Experienced researchers and extension personnel in the United States contributed to the new site. The effort is led by SolCAP, a USDA National Institute of Food and Agriculture (NIFA)-funded program focused on potato and tomato. SolCAP recruited a community of experts from a wider range of Coordinated Agricultural Projects (CAP). The Barley CAP, another ongoing CAP project, played a pivotal role in organizing a template for other groups to develop information pages geared toward growers' needs. Other educational information in the CAP eXtension materials included those developed by Wheat CAP and Rosaceae CAP (RosBREED). The PBG community currently has 195 members who represent 30 universities and federal agencies, 11 educational institutions outside of the USA, and 5 industry groups. Over forty individuals representing 15 Universities and agencies have directly written, edited, and reviewed the content, which includes articles, videos, and tutorials. Content continues to be written and updated, with new information to be published monthly.

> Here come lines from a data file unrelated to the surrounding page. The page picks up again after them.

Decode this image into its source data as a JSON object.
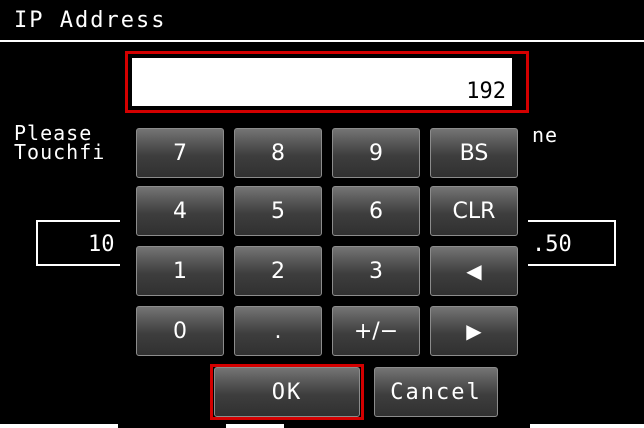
{
  "title": "IP Address",
  "background": {
    "left_text_line1": "Please",
    "left_text_line2": "Touchfi",
    "right_text": "ne",
    "left_box_value": "10",
    "right_box_value": ".50"
  },
  "entry": {
    "value": "192"
  },
  "keypad": {
    "keys": [
      {
        "label": "7",
        "name": "key-7"
      },
      {
        "label": "8",
        "name": "key-8"
      },
      {
        "label": "9",
        "name": "key-9"
      },
      {
        "label": "BS",
        "name": "backspace-key"
      },
      {
        "label": "4",
        "name": "key-4"
      },
      {
        "label": "5",
        "name": "key-5"
      },
      {
        "label": "6",
        "name": "key-6"
      },
      {
        "label": "CLR",
        "name": "clear-key"
      },
      {
        "label": "1",
        "name": "key-1"
      },
      {
        "label": "2",
        "name": "key-2"
      },
      {
        "label": "3",
        "name": "key-3"
      },
      {
        "label": "◀",
        "name": "left-arrow-key"
      },
      {
        "label": "0",
        "name": "key-0"
      },
      {
        "label": ".",
        "name": "decimal-point-key"
      },
      {
        "label": "+/−",
        "name": "sign-toggle-key"
      },
      {
        "label": "▶",
        "name": "right-arrow-key"
      }
    ]
  },
  "buttons": {
    "ok": "OK",
    "cancel": "Cancel"
  },
  "colors": {
    "highlight": "#d40000",
    "background": "#000000",
    "key_face": "#3e3e3e"
  }
}
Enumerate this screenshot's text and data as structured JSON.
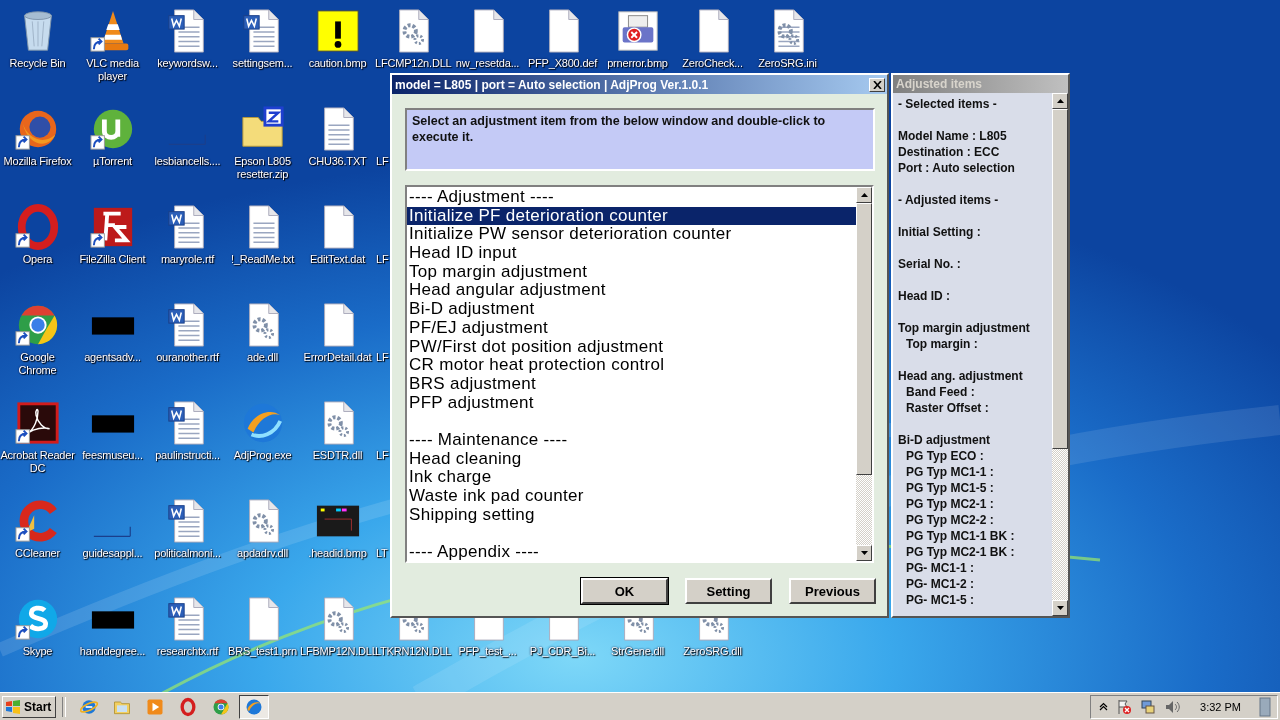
{
  "desktop": {
    "rows": [
      [
        {
          "label": "Recycle Bin",
          "kind": "recycle",
          "shortcut": false
        },
        {
          "label": "VLC media player",
          "kind": "vlc",
          "shortcut": true
        },
        {
          "label": "keywordsw...",
          "kind": "word",
          "shortcut": false
        },
        {
          "label": "settingsem...",
          "kind": "word",
          "shortcut": false
        },
        {
          "label": "caution.bmp",
          "kind": "caution",
          "shortcut": false
        },
        {
          "label": "LFCMP12n.DLL",
          "kind": "dll",
          "shortcut": false
        },
        {
          "label": "nw_resetda...",
          "kind": "blank",
          "shortcut": false
        },
        {
          "label": "PFP_X800.def",
          "kind": "blank",
          "shortcut": false
        },
        {
          "label": "prnerror.bmp",
          "kind": "printer",
          "shortcut": false
        },
        {
          "label": "ZeroCheck...",
          "kind": "blank",
          "shortcut": false
        },
        {
          "label": "ZeroSRG.ini",
          "kind": "ini",
          "shortcut": false
        }
      ],
      [
        {
          "label": "Mozilla Firefox",
          "kind": "firefox",
          "shortcut": true
        },
        {
          "label": "µTorrent",
          "kind": "utorrent",
          "shortcut": true
        },
        {
          "label": "lesbiancells....",
          "kind": "thin",
          "shortcut": false
        },
        {
          "label": "Epson L805 resetter.zip",
          "kind": "zip",
          "shortcut": false
        },
        {
          "label": "CHU36.TXT",
          "kind": "text",
          "shortcut": false
        },
        {
          "label": "LF",
          "kind": "cut"
        }
      ],
      [
        {
          "label": "Opera",
          "kind": "opera",
          "shortcut": true
        },
        {
          "label": "FileZilla Client",
          "kind": "filezilla",
          "shortcut": true
        },
        {
          "label": "maryrole.rtf",
          "kind": "word",
          "shortcut": false
        },
        {
          "label": "!_ReadMe.txt",
          "kind": "text",
          "shortcut": false
        },
        {
          "label": "EditText.dat",
          "kind": "blank",
          "shortcut": false
        },
        {
          "label": "LF",
          "kind": "cut"
        }
      ],
      [
        {
          "label": "Google Chrome",
          "kind": "chrome",
          "shortcut": true
        },
        {
          "label": "agentsadv...",
          "kind": "black",
          "shortcut": false
        },
        {
          "label": "ouranother.rtf",
          "kind": "word",
          "shortcut": false
        },
        {
          "label": "ade.dll",
          "kind": "dll",
          "shortcut": false
        },
        {
          "label": "ErrorDetail.dat",
          "kind": "blank",
          "shortcut": false
        },
        {
          "label": "LF",
          "kind": "cut"
        }
      ],
      [
        {
          "label": "Acrobat Reader DC",
          "kind": "acrobat",
          "shortcut": true
        },
        {
          "label": "feesmuseu...",
          "kind": "black",
          "shortcut": false
        },
        {
          "label": "paulinstructi...",
          "kind": "word",
          "shortcut": false
        },
        {
          "label": "AdjProg.exe",
          "kind": "adjprog",
          "shortcut": false
        },
        {
          "label": "ESDTR.dll",
          "kind": "dll",
          "shortcut": false
        },
        {
          "label": "LF",
          "kind": "cut"
        }
      ],
      [
        {
          "label": "CCleaner",
          "kind": "ccleaner",
          "shortcut": true
        },
        {
          "label": "guidesappl...",
          "kind": "thin",
          "shortcut": false
        },
        {
          "label": "politicalmoni...",
          "kind": "word",
          "shortcut": false
        },
        {
          "label": "apdadrv.dll",
          "kind": "dll",
          "shortcut": false
        },
        {
          "label": ".headid.bmp",
          "kind": "image",
          "shortcut": false
        },
        {
          "label": "LT",
          "kind": "cut"
        }
      ],
      [
        {
          "label": "Skype",
          "kind": "skype",
          "shortcut": true
        },
        {
          "label": "handdegree...",
          "kind": "black",
          "shortcut": false
        },
        {
          "label": "researchtx.rtf",
          "kind": "word",
          "shortcut": false
        },
        {
          "label": "BRS_test1.prn",
          "kind": "blank",
          "shortcut": false
        },
        {
          "label": "LFBMP12N.DLL",
          "kind": "dll",
          "shortcut": false
        },
        {
          "label": "LTKRN12N.DLL",
          "kind": "dll",
          "shortcut": false
        },
        {
          "label": "PFP_test_...",
          "kind": "blank",
          "shortcut": false
        },
        {
          "label": "PJ_CDR_Bi...",
          "kind": "blank",
          "shortcut": false
        },
        {
          "label": "StrGene.dll",
          "kind": "dll",
          "shortcut": false
        },
        {
          "label": "ZeroSRG.dll",
          "kind": "dll",
          "shortcut": false
        }
      ]
    ]
  },
  "dialog": {
    "title": "model = L805 | port = Auto selection | AdjProg Ver.1.0.1",
    "instruction": "Select an adjustment item from the below window and double-click to execute it.",
    "sections": [
      {
        "header": "---- Adjustment ----",
        "items": [
          {
            "label": "Initialize PF deterioration counter",
            "selected": true
          },
          {
            "label": "Initialize PW sensor deterioration counter",
            "selected": false
          },
          {
            "label": "Head ID input",
            "selected": false
          },
          {
            "label": "Top margin adjustment",
            "selected": false
          },
          {
            "label": "Head angular adjustment",
            "selected": false
          },
          {
            "label": "Bi-D adjustment",
            "selected": false
          },
          {
            "label": "PF/EJ adjustment",
            "selected": false
          },
          {
            "label": "PW/First dot position adjustment",
            "selected": false
          },
          {
            "label": "CR motor heat protection control",
            "selected": false
          },
          {
            "label": "BRS adjustment",
            "selected": false
          },
          {
            "label": "PFP adjustment",
            "selected": false
          }
        ]
      },
      {
        "header": "---- Maintenance ----",
        "items": [
          {
            "label": "Head cleaning",
            "selected": false
          },
          {
            "label": "Ink charge",
            "selected": false
          },
          {
            "label": "Waste ink pad counter",
            "selected": false
          },
          {
            "label": "Shipping setting",
            "selected": false
          }
        ]
      },
      {
        "header": "---- Appendix ----"
      }
    ],
    "buttons": [
      "OK",
      "Setting",
      "Previous"
    ]
  },
  "panel": {
    "title": "Adjusted items",
    "groups": [
      [
        {
          "text": "- Selected items -"
        }
      ],
      [
        {
          "text": "Model Name : L805"
        },
        {
          "text": "Destination : ECC"
        },
        {
          "text": "Port : Auto selection"
        }
      ],
      [
        {
          "text": "- Adjusted items -"
        }
      ],
      [
        {
          "text": "Initial Setting :"
        }
      ],
      [
        {
          "text": "Serial No. :"
        }
      ],
      [
        {
          "text": "Head ID :"
        }
      ],
      [
        {
          "text": "Top margin adjustment",
          "children": [
            "Top margin :"
          ]
        }
      ],
      [
        {
          "text": "Head ang. adjustment",
          "children": [
            "Band Feed :",
            "Raster Offset :"
          ]
        }
      ],
      [
        {
          "text": "Bi-D adjustment",
          "children": [
            "PG Typ ECO :",
            "PG Typ MC1-1 :",
            "PG Typ MC1-5 :",
            "PG Typ MC2-1 :",
            "PG Typ MC2-2 :",
            "PG Typ MC1-1 BK :",
            "PG Typ MC2-1 BK :",
            "PG- MC1-1 :",
            "PG- MC1-2 :",
            "PG- MC1-5 :"
          ]
        }
      ]
    ]
  },
  "taskbar": {
    "start": "Start",
    "quick_launch": [
      {
        "kind": "ie",
        "selected": false
      },
      {
        "kind": "explorer",
        "selected": false
      },
      {
        "kind": "media",
        "selected": false
      },
      {
        "kind": "opera",
        "selected": false
      },
      {
        "kind": "chrome",
        "selected": false
      },
      {
        "kind": "adjprog",
        "selected": true
      }
    ],
    "clock": "3:32 PM"
  }
}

Terry Meisenbach, a Communications and Marketing expert with eXtension explained, "eXtension is a direct response to concerns about information quality on the Internet. Users can access eXtension with the same confidence they access their own state extension networks.”
eXtension is an educational partnership of more than 70 land grant universities helping Americans improve their lives with access to timely, objective, research-based information and educational opportunities. eXtension's interactive Web site is customized with links to local Cooperative Extension sites. Land-grant universities were founded on the ideals that higher education should be accessible to all, that universities should teach liberal and practical subjects and share knowledge with people throughout their states. eXtension is an educational resource designed to help people acquire skills and knowledge to help them grow and empower them to improve their quality of life. eXtension takes the best university-based research and turns it into practical information people can use to solve today’s problems and develop skills to build a better future.